Он схватил Раечку за руку и вылил на ее запястье все содержимое пробирочки – впрочем, там и была-то всего-навсего капелька.
Его прикосновение и совершенно забойное словосочетание – «структура аромата-носителя» – повергли Раечку в ступор, и она приняла на себя ненавистные «Дольче и Габбана» без звука и ропота.
– Рая, отойди от нас с Альфредом Ахатовичем подальше, – приказал Димка. – На всякий случай.
– Да ладно, – хмыкнул ее отец. – Что ты меня каким-то сексуальным маньяком норовишь выставить? Она все-таки моя дочь! Другое вообще дело, я не вижу никакой реакции на этот дурацкий феромон у твоих дру...

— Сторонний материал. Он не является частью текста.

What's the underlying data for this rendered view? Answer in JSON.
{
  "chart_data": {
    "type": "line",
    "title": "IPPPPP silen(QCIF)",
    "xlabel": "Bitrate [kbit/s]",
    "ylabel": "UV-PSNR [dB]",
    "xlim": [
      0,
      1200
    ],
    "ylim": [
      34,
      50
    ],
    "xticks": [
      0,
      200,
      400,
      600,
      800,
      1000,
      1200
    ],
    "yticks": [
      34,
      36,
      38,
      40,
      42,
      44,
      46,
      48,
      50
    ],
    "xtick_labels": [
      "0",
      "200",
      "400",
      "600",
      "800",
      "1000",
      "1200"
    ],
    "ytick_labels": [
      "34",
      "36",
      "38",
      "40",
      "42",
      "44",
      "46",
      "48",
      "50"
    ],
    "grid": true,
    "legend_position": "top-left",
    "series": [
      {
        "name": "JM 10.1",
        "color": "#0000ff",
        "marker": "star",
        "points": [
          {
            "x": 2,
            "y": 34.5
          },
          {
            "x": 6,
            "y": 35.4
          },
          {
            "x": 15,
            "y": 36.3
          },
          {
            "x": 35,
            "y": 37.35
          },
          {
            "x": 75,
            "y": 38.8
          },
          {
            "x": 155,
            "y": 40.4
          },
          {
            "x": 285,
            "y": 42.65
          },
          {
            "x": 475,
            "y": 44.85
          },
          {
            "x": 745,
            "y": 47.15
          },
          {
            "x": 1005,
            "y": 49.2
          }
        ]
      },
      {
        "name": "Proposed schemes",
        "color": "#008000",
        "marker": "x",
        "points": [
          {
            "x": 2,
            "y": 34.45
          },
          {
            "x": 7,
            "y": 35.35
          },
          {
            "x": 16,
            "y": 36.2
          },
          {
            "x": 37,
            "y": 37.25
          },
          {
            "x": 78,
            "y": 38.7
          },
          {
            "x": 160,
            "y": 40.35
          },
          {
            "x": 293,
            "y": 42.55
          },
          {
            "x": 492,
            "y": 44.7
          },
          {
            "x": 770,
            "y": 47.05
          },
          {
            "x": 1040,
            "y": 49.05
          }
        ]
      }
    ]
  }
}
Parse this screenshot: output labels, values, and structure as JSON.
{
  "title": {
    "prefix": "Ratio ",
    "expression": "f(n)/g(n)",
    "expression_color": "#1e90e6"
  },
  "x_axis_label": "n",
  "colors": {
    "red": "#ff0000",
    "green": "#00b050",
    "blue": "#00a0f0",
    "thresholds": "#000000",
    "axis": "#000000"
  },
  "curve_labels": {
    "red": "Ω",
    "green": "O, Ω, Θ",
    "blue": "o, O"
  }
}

Он осекся, потому что Борик вдруг странно задергался в своем кресле. Он начал хвататься за подлокотники, не то пытаясь выбраться из объятий мягкой, даже слишком, быть может, мягкой мебели, не то силясь удержать себя на месте, а его ноги начали выплясывать по ковру, то раздвигаясь, то сжимаясь. И он стал громко дышать, водить по сторонам глазами, а потом уставился на Раечку и улыбнулся... так улыбнулся ей, что у нее запершило в горле.
Она даже не предполагала, что маленький и не слишком-то взрачный Борик может рассыпать из глаз такие искры! А его улыбка, а эти полуоткрытые губы, которые он то и дело облизывал, словно смотрел не на девушку, а на целый килограмм французских трюфелей «Fantaisie» – обалденно вкусных, самых вкусных, на взгляд Раечки, конфет на свете, таких жирных, таких сладких, таких горьких, таких... Раечка могла бы питаться только ими одними с утра до вечера! Ну вот сейчас у Борика был такой вид, словно он горстями запихивает в рот трюфели «Fantaisie».
– Борька, контролируй себя, – предостерегающе сказал Дима и тоже напряженно схватился за подлокотники кресла, как бы готовясь в любую минуту вскочить.